Tomo un baño rápido, tomo su ropa para la escuela, la misma de ayer porque no
tenia para otra. Fue a la cocina, su tía había preparado huevos revuelto y un par
de tortillas. Comió, lavo su plato a como sus padres le habían enseñado, recogió
la mesa y se despidió de inmediato eran las siete menos cuarto. El camino solía
tomarle entre 10 a 15 minutos a paso rápido. Pero ni en los sueños más remotos
Fermín iba a permitir que le arrebataran más el tiempo, saco su libro y camino
entre su lectura. Cuando se percató a penas llevaba medio camino, cerro el libro
y echo a correr hacia el colegio, llego justo cuando el portero estaba colocando el
candado.
Don Felipe, no gozaba de una buena vista, pues se rehusaba a usar lentes.
Fermín siguió corriendo, volvió a gritar con voz de cansancio y por pura suerte el
anciano logro verlo para dejarlo entrar. Bajo por las escaleras que llevaban al
gran patio del colegio y tomo un atajo entre las plantas para llegar cuanto antes
al aula. Cuando llego su profesora lo vio en el marco de la puerta y el resto de sus
compañeros entusiasmados, empezaron el canto de los tarderos.
— ¡Llega tarde, tortuga otra vez! —cantaron todos al unisonó— ¡Llega tarde
tortuga otra vez!
— ¿Qué haces?
— Simplemente te acompaño —dijo Bea colocándose a su lado— ¿Lo has
empezado?
— ¿Qué he empezado?
— Pues el libro niño tonto —protesto de nuevo Bea— ¿Acaso no te interesaba
leerlo?
Llegados al lugar, Bea le observo de frente, sin decir nada, mientras Fermín leía
impaciente. La historia lo llevaba por un encuentro del escritor con una editorial
que le propuso un trato, aunque parecía algo más tenebroso que un simple trato.

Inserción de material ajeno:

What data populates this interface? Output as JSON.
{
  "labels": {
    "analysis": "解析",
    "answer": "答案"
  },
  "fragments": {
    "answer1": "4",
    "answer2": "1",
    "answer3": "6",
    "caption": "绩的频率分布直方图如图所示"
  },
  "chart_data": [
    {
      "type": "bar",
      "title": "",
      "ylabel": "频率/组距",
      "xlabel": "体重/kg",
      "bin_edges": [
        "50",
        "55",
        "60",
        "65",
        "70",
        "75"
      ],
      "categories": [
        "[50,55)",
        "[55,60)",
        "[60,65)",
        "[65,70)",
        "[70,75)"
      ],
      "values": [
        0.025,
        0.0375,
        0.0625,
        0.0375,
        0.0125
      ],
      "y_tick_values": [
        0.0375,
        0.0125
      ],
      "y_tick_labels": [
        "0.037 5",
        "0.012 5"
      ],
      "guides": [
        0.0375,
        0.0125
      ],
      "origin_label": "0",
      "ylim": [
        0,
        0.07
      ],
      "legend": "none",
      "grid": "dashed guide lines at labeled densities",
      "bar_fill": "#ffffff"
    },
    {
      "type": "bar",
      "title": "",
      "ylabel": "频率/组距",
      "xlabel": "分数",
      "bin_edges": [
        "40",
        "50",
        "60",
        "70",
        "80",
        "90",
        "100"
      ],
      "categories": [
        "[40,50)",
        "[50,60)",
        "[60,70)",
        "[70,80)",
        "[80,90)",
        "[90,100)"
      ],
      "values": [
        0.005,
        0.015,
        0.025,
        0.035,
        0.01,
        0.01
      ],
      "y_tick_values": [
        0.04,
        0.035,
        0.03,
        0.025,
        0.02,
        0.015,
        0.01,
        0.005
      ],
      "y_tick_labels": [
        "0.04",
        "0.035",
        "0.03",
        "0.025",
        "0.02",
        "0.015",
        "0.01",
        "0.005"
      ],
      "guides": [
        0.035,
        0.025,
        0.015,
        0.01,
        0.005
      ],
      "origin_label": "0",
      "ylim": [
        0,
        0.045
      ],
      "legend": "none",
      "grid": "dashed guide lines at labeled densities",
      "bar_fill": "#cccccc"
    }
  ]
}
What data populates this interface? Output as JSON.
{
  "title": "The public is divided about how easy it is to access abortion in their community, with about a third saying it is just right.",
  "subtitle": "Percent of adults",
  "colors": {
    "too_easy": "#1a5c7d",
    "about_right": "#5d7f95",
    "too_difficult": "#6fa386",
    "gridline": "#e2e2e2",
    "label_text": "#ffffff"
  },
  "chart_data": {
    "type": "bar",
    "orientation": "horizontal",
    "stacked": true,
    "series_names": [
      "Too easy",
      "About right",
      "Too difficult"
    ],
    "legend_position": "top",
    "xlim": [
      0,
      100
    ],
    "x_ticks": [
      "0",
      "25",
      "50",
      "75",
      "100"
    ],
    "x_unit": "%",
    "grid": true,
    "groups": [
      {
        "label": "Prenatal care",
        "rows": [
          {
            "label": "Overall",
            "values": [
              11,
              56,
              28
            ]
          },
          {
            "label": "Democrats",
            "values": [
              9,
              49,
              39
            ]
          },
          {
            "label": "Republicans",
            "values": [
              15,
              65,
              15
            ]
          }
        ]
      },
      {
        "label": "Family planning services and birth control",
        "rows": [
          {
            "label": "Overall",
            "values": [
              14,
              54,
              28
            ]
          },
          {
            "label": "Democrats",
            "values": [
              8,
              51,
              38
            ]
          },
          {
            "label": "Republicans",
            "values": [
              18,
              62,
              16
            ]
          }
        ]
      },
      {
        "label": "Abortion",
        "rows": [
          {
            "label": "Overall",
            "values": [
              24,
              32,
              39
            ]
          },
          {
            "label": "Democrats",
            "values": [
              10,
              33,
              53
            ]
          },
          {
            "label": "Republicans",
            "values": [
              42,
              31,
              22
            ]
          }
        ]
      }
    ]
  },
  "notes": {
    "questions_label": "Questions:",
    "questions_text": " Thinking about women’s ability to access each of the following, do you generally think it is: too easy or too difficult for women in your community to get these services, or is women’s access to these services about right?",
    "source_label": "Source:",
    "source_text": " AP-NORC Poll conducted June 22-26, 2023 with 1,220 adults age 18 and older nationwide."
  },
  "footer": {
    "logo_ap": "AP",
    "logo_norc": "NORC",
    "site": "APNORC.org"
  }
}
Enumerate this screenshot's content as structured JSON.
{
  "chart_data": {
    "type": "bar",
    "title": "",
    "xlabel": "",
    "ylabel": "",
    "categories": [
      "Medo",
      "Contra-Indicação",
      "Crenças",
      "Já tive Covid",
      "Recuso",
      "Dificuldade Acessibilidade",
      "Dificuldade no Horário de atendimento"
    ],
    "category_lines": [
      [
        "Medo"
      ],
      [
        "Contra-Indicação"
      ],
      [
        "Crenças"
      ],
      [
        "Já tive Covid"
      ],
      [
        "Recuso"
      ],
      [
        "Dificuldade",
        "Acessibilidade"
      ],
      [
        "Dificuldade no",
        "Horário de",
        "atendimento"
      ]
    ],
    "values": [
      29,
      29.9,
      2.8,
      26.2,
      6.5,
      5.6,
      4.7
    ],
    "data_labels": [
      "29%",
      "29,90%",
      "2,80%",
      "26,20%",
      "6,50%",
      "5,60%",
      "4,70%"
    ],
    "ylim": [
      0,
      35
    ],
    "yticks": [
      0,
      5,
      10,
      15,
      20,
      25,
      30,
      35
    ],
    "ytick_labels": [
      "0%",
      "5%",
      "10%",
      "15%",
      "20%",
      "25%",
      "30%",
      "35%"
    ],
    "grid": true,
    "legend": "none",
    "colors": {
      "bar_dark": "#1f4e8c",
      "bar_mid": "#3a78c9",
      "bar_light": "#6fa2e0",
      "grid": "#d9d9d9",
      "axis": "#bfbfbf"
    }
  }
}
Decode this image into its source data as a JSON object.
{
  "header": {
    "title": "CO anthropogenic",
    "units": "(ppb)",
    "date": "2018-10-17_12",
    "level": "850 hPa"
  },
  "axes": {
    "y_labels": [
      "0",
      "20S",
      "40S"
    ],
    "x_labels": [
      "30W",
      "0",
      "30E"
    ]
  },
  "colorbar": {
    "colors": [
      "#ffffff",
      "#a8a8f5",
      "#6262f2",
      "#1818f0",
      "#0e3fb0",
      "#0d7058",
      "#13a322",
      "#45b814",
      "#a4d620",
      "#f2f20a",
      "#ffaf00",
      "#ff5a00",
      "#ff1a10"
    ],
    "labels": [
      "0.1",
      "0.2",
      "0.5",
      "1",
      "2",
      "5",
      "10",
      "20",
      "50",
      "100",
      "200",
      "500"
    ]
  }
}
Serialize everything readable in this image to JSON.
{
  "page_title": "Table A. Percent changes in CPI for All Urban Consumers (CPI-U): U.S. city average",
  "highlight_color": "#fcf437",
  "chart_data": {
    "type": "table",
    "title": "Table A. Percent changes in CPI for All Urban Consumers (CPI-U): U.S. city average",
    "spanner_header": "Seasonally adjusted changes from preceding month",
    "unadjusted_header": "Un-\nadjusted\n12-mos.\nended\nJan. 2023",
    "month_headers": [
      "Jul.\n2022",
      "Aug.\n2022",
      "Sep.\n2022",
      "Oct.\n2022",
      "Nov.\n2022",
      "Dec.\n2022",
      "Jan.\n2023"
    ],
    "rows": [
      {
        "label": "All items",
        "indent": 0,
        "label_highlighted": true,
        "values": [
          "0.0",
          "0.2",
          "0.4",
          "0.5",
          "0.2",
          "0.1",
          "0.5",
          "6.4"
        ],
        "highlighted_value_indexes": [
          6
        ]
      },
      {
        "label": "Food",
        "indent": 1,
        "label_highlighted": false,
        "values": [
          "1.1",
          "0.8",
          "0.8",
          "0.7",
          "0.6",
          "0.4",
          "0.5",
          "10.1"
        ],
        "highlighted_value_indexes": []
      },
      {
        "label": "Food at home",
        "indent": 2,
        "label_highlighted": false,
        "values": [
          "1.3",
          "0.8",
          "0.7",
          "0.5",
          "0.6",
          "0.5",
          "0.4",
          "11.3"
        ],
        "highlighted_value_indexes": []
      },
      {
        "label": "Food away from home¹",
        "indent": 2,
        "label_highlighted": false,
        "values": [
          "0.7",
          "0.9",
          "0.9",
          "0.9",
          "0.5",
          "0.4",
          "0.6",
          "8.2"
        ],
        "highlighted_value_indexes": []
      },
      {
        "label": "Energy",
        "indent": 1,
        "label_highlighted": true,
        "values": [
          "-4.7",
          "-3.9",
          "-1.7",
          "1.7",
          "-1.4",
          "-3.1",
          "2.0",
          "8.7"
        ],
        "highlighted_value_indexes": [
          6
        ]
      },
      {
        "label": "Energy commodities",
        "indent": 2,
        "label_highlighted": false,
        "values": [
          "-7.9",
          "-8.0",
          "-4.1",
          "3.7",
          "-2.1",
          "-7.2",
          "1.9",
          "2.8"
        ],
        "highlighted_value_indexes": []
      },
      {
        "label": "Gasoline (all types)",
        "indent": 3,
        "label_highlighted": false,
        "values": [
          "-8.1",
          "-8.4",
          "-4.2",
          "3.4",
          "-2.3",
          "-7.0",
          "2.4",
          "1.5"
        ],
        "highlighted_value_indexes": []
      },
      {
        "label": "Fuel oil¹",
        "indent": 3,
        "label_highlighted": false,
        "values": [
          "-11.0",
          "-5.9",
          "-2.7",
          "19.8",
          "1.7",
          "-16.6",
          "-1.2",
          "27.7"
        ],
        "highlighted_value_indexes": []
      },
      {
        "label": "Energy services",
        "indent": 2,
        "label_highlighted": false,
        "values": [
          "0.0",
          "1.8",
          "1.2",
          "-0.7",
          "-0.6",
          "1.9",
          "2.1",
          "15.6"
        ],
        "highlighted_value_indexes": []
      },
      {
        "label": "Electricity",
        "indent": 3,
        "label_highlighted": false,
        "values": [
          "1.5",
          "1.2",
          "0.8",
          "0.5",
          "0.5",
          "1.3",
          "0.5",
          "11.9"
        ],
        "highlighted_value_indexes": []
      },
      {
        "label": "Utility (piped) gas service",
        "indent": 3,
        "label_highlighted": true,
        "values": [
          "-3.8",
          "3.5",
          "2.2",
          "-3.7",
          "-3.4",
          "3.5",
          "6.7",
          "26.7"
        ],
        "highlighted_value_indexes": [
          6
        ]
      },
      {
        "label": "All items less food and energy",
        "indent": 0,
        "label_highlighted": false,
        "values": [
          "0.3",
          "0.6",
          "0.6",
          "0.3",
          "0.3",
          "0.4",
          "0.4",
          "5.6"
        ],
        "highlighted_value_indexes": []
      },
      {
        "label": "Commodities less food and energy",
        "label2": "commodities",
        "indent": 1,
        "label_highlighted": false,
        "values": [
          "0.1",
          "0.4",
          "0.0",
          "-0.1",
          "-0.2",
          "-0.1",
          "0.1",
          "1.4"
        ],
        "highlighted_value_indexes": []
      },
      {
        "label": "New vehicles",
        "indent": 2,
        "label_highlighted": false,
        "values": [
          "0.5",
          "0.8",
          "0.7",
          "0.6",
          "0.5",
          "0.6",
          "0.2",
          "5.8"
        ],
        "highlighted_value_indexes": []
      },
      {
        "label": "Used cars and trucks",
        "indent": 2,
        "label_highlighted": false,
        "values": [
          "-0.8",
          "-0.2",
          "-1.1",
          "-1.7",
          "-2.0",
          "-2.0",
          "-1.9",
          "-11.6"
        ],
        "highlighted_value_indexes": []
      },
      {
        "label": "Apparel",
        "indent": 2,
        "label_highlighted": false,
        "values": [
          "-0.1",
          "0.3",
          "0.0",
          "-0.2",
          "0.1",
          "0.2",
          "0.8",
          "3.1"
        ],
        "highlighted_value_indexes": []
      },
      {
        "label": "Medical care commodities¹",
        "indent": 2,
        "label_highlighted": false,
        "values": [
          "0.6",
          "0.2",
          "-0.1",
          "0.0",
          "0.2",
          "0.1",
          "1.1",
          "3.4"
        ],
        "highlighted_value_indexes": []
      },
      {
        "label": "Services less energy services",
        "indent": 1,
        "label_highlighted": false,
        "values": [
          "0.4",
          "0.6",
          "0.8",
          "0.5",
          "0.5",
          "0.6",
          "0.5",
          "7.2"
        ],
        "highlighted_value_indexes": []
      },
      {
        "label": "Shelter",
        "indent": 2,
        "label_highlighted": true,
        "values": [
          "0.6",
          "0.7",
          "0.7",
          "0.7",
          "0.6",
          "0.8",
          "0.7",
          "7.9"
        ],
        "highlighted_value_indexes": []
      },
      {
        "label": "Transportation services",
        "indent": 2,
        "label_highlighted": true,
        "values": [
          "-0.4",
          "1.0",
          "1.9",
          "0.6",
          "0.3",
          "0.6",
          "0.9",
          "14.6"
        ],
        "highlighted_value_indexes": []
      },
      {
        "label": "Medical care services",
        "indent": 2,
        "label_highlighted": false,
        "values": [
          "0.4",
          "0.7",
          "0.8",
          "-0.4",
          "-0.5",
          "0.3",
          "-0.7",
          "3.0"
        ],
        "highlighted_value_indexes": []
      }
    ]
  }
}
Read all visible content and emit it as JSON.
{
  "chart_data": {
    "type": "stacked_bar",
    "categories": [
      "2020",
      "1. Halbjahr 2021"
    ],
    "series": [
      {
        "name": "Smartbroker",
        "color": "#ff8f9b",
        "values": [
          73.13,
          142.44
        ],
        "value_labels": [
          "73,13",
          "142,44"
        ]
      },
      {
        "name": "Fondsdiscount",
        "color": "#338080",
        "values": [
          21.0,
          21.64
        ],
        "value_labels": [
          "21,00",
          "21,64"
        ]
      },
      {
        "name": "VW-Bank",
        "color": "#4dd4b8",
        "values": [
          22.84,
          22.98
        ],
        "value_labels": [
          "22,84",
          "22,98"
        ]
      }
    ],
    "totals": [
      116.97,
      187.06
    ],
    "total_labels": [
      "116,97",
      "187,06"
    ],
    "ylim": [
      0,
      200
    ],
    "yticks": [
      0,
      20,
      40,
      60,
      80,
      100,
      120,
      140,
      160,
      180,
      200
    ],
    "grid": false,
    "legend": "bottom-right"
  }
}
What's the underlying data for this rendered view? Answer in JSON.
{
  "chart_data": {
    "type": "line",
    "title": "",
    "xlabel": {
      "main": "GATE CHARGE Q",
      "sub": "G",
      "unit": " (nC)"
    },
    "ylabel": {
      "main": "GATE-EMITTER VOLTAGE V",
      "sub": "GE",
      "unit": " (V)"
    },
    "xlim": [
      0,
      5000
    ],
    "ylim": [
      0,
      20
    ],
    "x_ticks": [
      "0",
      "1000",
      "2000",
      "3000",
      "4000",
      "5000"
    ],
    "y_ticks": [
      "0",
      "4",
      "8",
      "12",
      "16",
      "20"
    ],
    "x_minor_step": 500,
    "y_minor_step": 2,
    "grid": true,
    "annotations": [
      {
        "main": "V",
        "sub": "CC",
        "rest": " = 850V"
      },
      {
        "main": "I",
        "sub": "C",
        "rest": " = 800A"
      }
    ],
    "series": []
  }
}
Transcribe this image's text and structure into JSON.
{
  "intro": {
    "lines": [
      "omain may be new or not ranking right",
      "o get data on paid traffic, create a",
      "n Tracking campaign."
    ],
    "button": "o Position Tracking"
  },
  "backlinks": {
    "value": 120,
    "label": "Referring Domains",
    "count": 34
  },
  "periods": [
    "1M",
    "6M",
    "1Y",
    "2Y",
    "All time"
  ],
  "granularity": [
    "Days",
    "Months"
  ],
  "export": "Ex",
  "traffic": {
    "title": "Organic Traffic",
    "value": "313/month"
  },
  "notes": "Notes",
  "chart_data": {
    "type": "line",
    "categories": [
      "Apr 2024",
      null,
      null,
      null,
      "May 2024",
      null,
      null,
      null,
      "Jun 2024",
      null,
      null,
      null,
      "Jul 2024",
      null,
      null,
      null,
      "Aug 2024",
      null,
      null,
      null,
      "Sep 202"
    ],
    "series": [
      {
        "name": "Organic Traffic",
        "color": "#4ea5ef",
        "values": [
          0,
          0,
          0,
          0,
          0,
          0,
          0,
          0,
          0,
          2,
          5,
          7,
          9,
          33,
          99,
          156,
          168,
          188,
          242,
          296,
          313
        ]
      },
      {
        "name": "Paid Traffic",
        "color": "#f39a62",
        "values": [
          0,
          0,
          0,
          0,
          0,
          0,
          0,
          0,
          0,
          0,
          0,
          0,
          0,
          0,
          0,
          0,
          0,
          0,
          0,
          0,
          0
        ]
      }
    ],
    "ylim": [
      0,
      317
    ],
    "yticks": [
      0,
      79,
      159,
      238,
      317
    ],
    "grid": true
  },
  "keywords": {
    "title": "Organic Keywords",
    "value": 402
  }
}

Fermín sentía los ojos de Bea en su rostro, como expectante de algo. Hizo lo
posible por no prestar atención, pero termino cediendo a los ojos de la niña.
Fermín trato de seguirla, pero cuando a penas le siguió el paso, ella entró al aula
de clases y su profesora en su escritorio solamente observaba volver a los
estudiantes a sus sillas. El tiempo de receso había terminado.